I am using MemSQL 7.1.7. I have a cluster where is basically one big database. When I try to run INIT backup the taken disk space came from 30% used to an almost 95%. After that, I killed that backup proccess, because I was worried that the cluster would run out of space and crashed. I am doing backup on a remotely mounted NFS. The directories that took all the space were data/blobs and data/logs and after I stopped that backup it came back to normal after a while. I also have another memsql cluster which just replicates the main cluster with the big database. I’m using it for read operations and during backup the disk space taken also grows, but slower.
My questions are:
Why data/blobs and data/logs take so much space during backup process when I’m doing backup on remote backup server and not locally. How can I change this?
Why the blobs and logs increase in size on both clusters and what can I do about it so I can do the backup?
Was there an active write workload running during the backup?

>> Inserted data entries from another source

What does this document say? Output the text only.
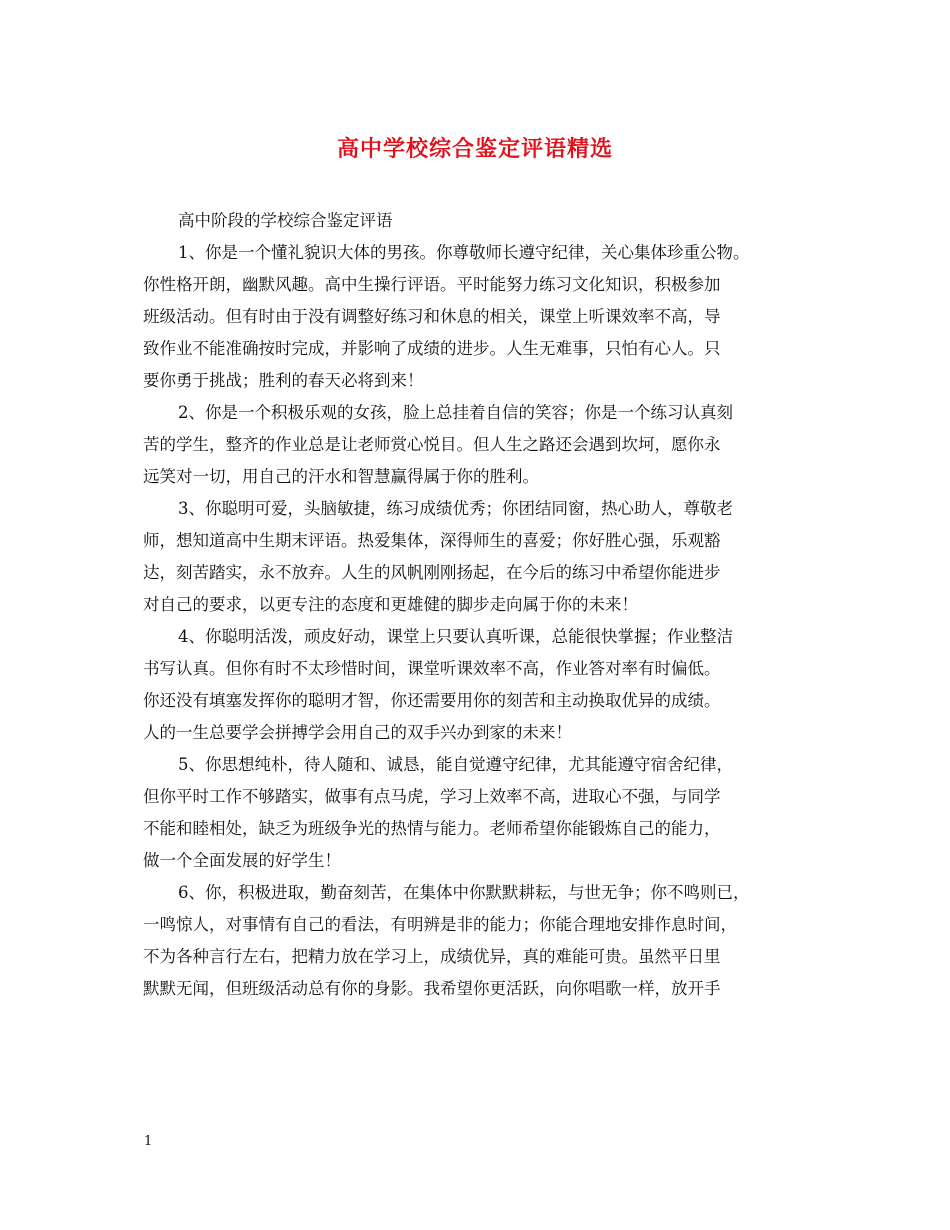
高中学校综合鉴定评语精选

高中阶段的学校综合鉴定评语

1、你是一个懂礼貌识大体的男孩。你尊敬师长遵守纪律，关心集体珍重公物。
你性格开朗，幽默风趣。高中生操行评语。平时能努力练习文化知识，积极参加
班级活动。但有时由于没有调整好练习和休息的相关，课堂上听课效率不高，导
致作业不能准确按时完成，并影响了成绩的进步。人生无难事，只怕有心人。只
要你勇于挑战；胜利的春天必将到来！

2、你是一个积极乐观的女孩，脸上总挂着自信的笑容；你是一个练习认真刻
苦的学生，整齐的作业总是让老师赏心悦目。但人生之路还会遇到坎坷，愿你永
远笑对一切，用自己的汗水和智慧赢得属于你的胜利。

3、你聪明可爱，头脑敏捷，练习成绩优秀；你团结同窗，热心助人，尊敬老
师，想知道高中生期末评语。热爱集体，深得师生的喜爱；你好胜心强，乐观豁
达，刻苦踏实，永不放弃。人生的风帆刚刚扬起，在今后的练习中希望你能进步
对自己的要求，以更专注的态度和更雄健的脚步走向属于你的未来！

4、你聪明活泼，顽皮好动，课堂上只要认真听课，总能很快掌握；作业整洁
书写认真。但你有时不太珍惜时间，课堂听课效率不高，作业答对率有时偏低。
你还没有填塞发挥你的聪明才智，你还需要用你的刻苦和主动换取优异的成绩。
人的一生总要学会拼搏学会用自己的双手兴办到家的未来！

5、你思想纯朴，待人随和、诚恳，能自觉遵守纪律，尤其能遵守宿舍纪律，
但你平时工作不够踏实，做事有点马虎，学习上效率不高，进取心不强，与同学
不能和睦相处，缺乏为班级争光的热情与能力。老师希望你能锻炼自己的能力，
做一个全面发展的好学生！

6、你，积极进取，勤奋刻苦，在集体中你默默耕耘，与世无争；你不鸣则已，
一鸣惊人，对事情有自己的看法，有明辨是非的能力；你能合理地安排作息时间，
不为各种言行左右，把精力放在学习上，成绩优异，真的难能可贵。虽然平日里
默默无闻，但班级活动总有你的身影。我希望你更活跃，向你唱歌一样，放开手

1
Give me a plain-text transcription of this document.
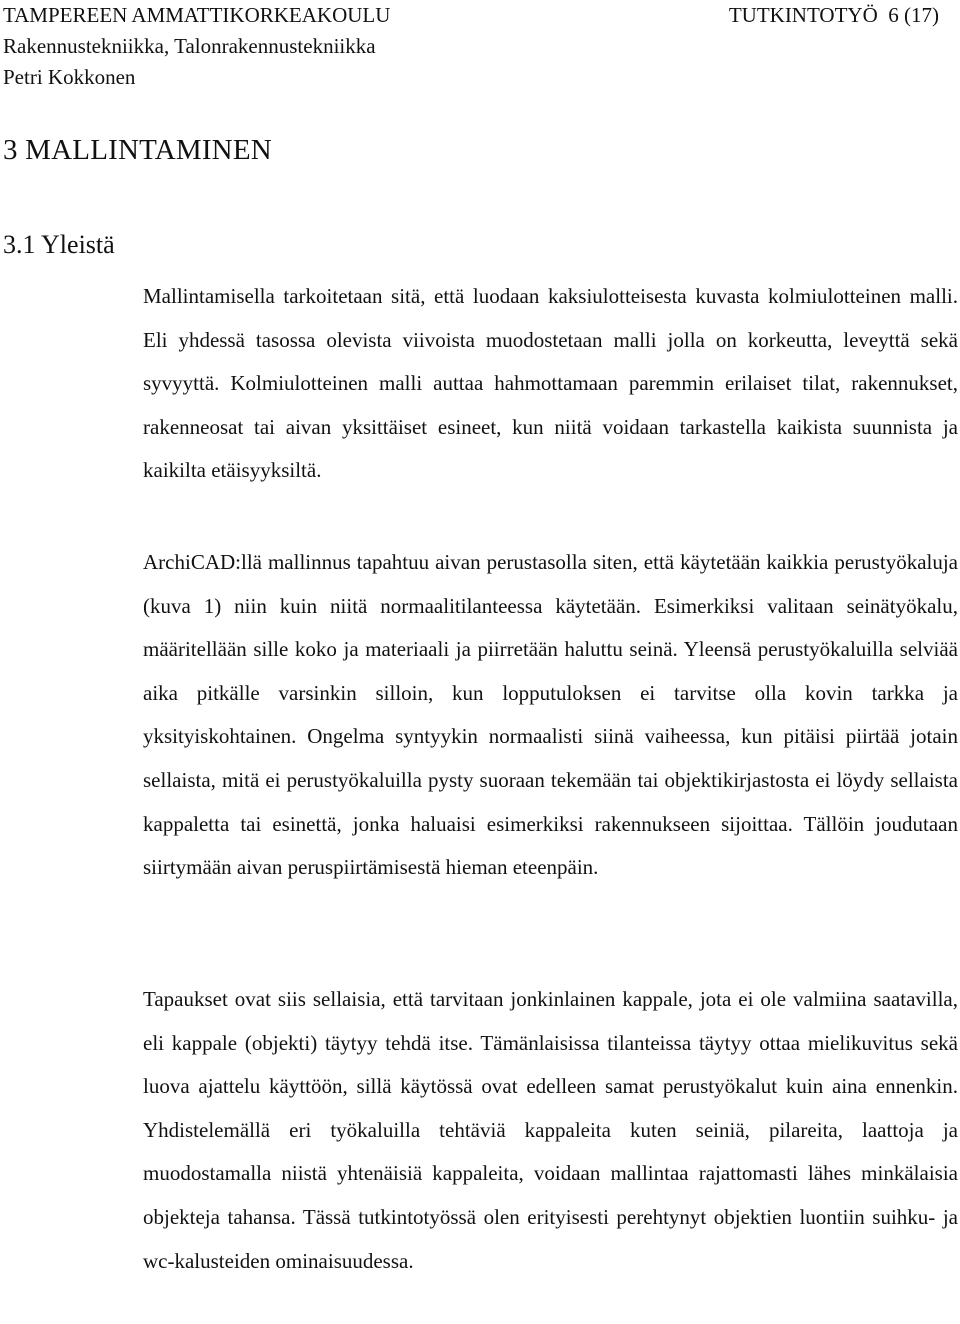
TAMPEREEN AMMATTIKORKEAKOULU	TUTKINTOTYÖ 6 (17)
Rakennustekniikka, Talonrakennustekniikka
Petri Kokkonen
3 MALLINTAMINEN
3.1 Yleistä

Mallintamisella tarkoitetaan sitä, että luodaan kaksiulotteisesta kuvasta kolmiulotteinen malli. Eli yhdessä tasossa olevista viivoista muodostetaan malli jolla on korkeutta, leveyttä sekä syvyyttä. Kolmiulotteinen malli auttaa hahmottamaan paremmin erilaiset tilat, rakennukset, rakenneosat tai aivan yksittäiset esineet, kun niitä voidaan tarkastella kaikista suunnista ja kaikilta etäisyyksiltä.

ArchiCAD:llä mallinnus tapahtuu aivan perustasolla siten, että käytetään kaikkia perustyökaluja (kuva 1) niin kuin niitä normaalitilanteessa käytetään. Esimerkiksi valitaan seinätyökalu, määritellään sille koko ja materiaali ja piirretään haluttu seinä. Yleensä perustyökaluilla selviää aika pitkälle varsinkin silloin, kun lopputuloksen ei tarvitse olla kovin tarkka ja yksityiskohtainen. Ongelma syntyykin normaalisti siinä vaiheessa, kun pitäisi piirtää jotain sellaista, mitä ei perustyökaluilla pysty suoraan tekemään tai objektikirjastosta ei löydy sellaista kappaletta tai esinettä, jonka haluaisi esimerkiksi rakennukseen sijoittaa. Tällöin joudutaan siirtymään aivan peruspiirtämisestä hieman eteenpäin.

Tapaukset ovat siis sellaisia, että tarvitaan jonkinlainen kappale, jota ei ole valmiina saatavilla, eli kappale (objekti) täytyy tehdä itse. Tämänlaisissa tilanteissa täytyy ottaa mielikuvitus sekä luova ajattelu käyttöön, sillä käytössä ovat edelleen samat perustyökalut kuin aina ennenkin. Yhdistelemällä eri työkaluilla tehtäviä kappaleita kuten seiniä, pilareita, laattoja ja muodostamalla niistä yhtenäisiä kappaleita, voidaan mallintaa rajattomasti lähes minkälaisia objekteja tahansa. Tässä tutkintotyössä olen erityisesti perehtynyt objektien luontiin suihku- ja wc-kalusteiden ominaisuudessa.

Backups do start a snapshot transaction internally which will prevent files needed by the backup from getting cleaned up from disk while the backup is running.

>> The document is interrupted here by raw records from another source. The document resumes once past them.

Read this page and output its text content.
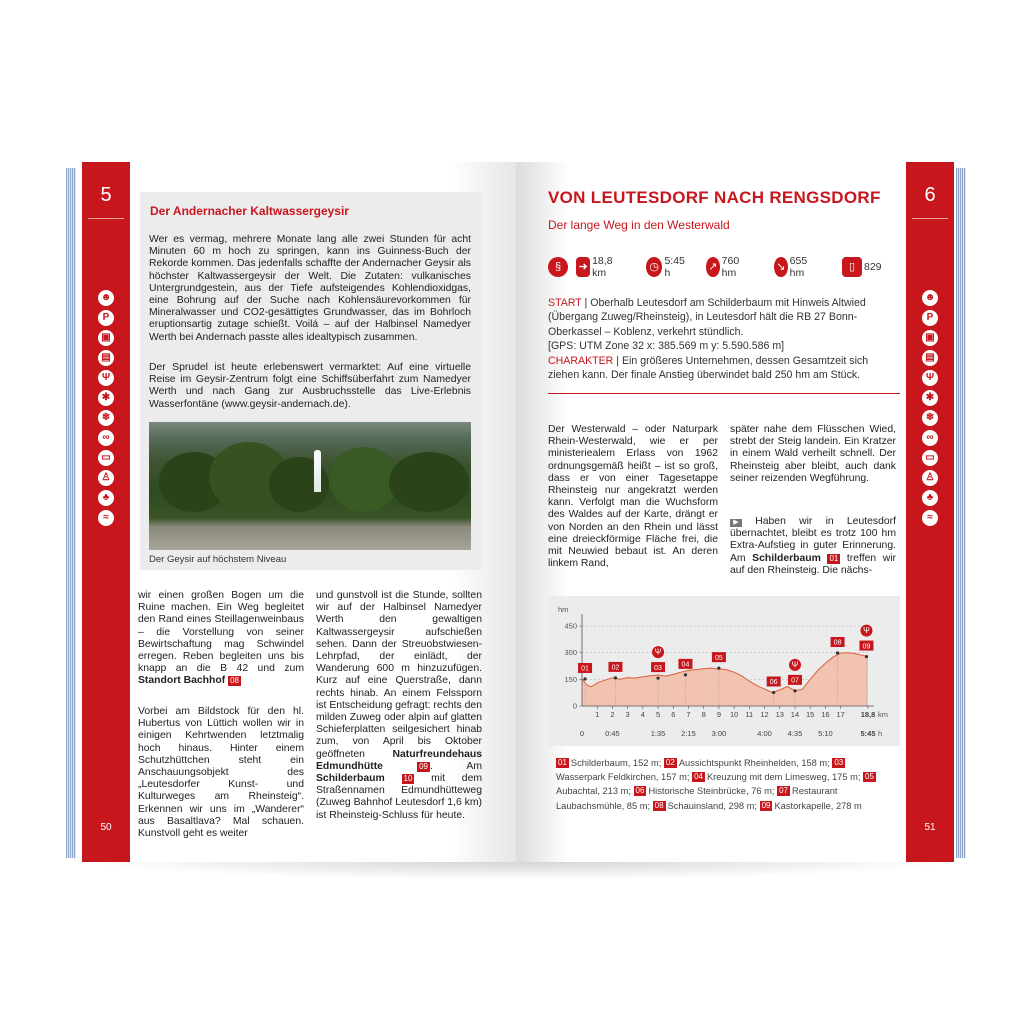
5
☻
P
▣
▤
Ψ
✱
❄
∞
▭
♙
♣
≈
50
Der Andernacher Kaltwassergeysir

Wer es vermag, mehrere Monate lang alle zwei Stunden für acht Minuten 60 m hoch zu springen, kann ins Guinness-Buch der Rekorde kommen. Das jedenfalls schaffte der Andernacher Geysir als höchster Kaltwassergeysir der Welt. Die Zutaten: vulkanisches Untergrundgestein, aus der Tiefe aufsteigendes Kohlendioxidgas, eine Bohrung auf der Suche nach Kohlensäurevorkommen für Mineralwasser und CO2-gesättigtes Grundwasser, das im Bohrloch eruptionsartig zutage schießt. Voilá – auf der Halbinsel Namedyer Werth bei Andernach passte alles idealtypisch zusammen.

Der Sprudel ist heute erlebenswert vermarktet: Auf eine virtuelle Reise im Geysir-Zentrum folgt eine Schiffsüberfahrt zum Namedyer Werth und nach Gang zur Ausbruchsstelle das Live-Erlebnis Wasserfontäne (www.geysir-andernach.de).

Der Geysir auf höchstem Niveau

wir einen großen Bogen um die Ruine machen. Ein Weg begleitet den Rand eines Steillagenweinbaus – die Vorstellung von seiner Bewirtschaftung mag Schwindel erregen. Reben begleiten uns bis knapp an die B 42 und zum Standort Bachhof 08

Vorbei am Bildstock für den hl. Hubertus von Lüttich wollen wir in einigen Kehrtwenden letztmalig hoch hinaus. Hinter einem Schutzhüttchen steht ein Anschauungsobjekt des „Leutesdorfer Kunst- und Kulturweges am Rheinsteig“. Erkennen wir uns im „Wanderer“ aus Basaltlava? Mal schauen. Kunstvoll geht es weiter

und gunstvoll ist die Stunde, sollten wir auf der Halbinsel Namedyer Werth den gewaltigen Kaltwassergeysir aufschießen sehen. Dann der Streuobstwiesen-Lehrpfad, der einlädt, der Wanderung 600 m hinzuzufügen. Kurz auf eine Querstraße, dann rechts hinab. An einem Felssporn ist Entscheidung gefragt: rechts den milden Zuweg oder alpin auf glatten Schieferplatten seilgesichert hinab zum, von April bis Oktober geöffneten Naturfreundehaus Edmundhütte	09 . Am Schilderbaum 10 mit dem Straßennamen Edmundhütteweg (Zuweg Bahnhof Leutesdorf 1,6 km) ist Rheinsteig-Schluss für heute.

6
☻
P
▣
▤
Ψ
✱
❄
∞
▭
♙
♣
≈
51
VON LEUTESDORF NACH RENGSDORF
Der lange Weg in den Westerwald
§	➜ 18,8 km	◷ 5:45 h	↗ 760 hm	↘ 655 hm	▯ 829
START | Oberhalb Leutesdorf am Schilderbaum mit Hinweis Altwied (Übergang Zuweg/Rheinsteig), in Leutesdorf hält die RB 27 Bonn-Oberkassel – Koblenz, verkehrt stündlich.
[GPS: UTM Zone 32 x: 385.569 m y: 5.590.586 m]
CHARAKTER | Ein größeres Unternehmen, dessen Gesamtzeit sich ziehen kann. Der finale Anstieg überwindet bald 250 hm am Stück.

Der Westerwald – oder Naturpark Rhein-Westerwald, wie er per ministeriealem Erlass von 1962 ordnungsgemäß heißt – ist so groß, dass er von einer Tagesetappe Rheinsteig nur angekratzt werden kann. Verfolgt man die Wuchsform des Waldes auf der Karte, drängt er von Norden an den Rhein und lässt eine dreieckförmige Fläche frei, die mit Neuwied bebaut ist. An deren linkem Rand,

später nahe dem Flüsschen Wied, strebt der Steig landein. Ein Kratzer in einem Wald verheilt schnell. Der Rheinsteig aber bleibt, auch dank seiner reizenden Wegführung.

▶ Haben wir in Leutesdorf übernachtet, bleibt es trotz 100 hm Extra-Aufstieg in guter Erinnerung. Am Schilderbaum 01 treffen wir auf den Rheinsteig. Die nächs-

0
150
300
450
hm
1 2 3 4 5 6 7 8 9 10 11 12 13 14 15 16 17 18,8 km
0	0:45	1:35 2:15 3:00	4:00 4:35 5:10	5:45 h
01	02	03
Ψ
04
05
06 07
Ψ
08
09
Ψ
01 Schilderbaum, 152 m; 02 Aussichtspunkt Rheinhelden, 158 m; 03Wasserpark Feldkirchen, 157 m; 04 Kreuzung mit dem Limesweg, 175 m; 05Aubachtal, 213 m; 06 Historische Steinbrücke, 76 m; 07 Restaurant Laubachsmühle, 85 m; 08 Schauinsland, 298 m; 09 Kastorkapelle, 278 m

thank you that would probably explain it, but it’s still a big problem, because we are unable to do backups for that database.
Yes, there were a lot of inserts, but from 880GB partition, before the backup started there were only about 30% disk space used and after 2 days while the backup were running it grows up to almost 100%. And the 30% were taken by data that were collected over last few months.

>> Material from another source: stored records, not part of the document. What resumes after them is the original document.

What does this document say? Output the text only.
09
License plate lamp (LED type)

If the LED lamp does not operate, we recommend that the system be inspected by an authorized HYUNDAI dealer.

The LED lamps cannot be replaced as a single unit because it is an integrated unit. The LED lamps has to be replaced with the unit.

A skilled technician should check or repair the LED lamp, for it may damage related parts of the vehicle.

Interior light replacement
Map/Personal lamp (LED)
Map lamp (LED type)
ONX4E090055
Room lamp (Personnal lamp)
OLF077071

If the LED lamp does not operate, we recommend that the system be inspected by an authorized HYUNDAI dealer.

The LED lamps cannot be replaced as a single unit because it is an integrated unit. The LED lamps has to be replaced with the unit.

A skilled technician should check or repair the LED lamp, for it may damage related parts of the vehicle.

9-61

I understand that it’s because what you said, but what can we do about it? We can not stop inserts on production cluster during backups. Is there a way to do the backup without running into this problem?
Yes, but it probably didn’t matter, because the database was not so big before and there were less inserts.
Anyway, I worked out a solution. I build a secondary cluster which is initially empty. When I want to do backup I first start replication for that big database which is on the production cluster. After the replication is fully started I stop the replication and start an initial backup of that replicated database, leaving production cluster intact. After the backup is finished I can start the replication again and next night do the diff backup.
I think Nate was asking because BACKUP INIT is known to be slower then a full backup, so potentially you could use full backups instead of differentials.
It maybe easier to increase the size of your disk then go down the 2nd cluster path. I think the 2nd cluster scheme would work - but you would need to stop replicating as backups on secondary databases are not allowed (so it would be replicate db, wait until in sync, stop replicating, backup init, replicate with differential to start replicating again [only supported on memsql 7.1]).
One other thing Tomas, Nate mentioned the approach of doing the INIT on a secondary cluster actually won’t work because the cluster id is part of the init backup metadata (to make sure folks with multiple clusters don’t accidentally init + diff on different clusters). There is no mechanism to override that.
thank you. I realized that yesterday so right now I’m just doing FULL backups from the secondary cluster. That should not be a problem to restore that backup on any cluster. Am I right?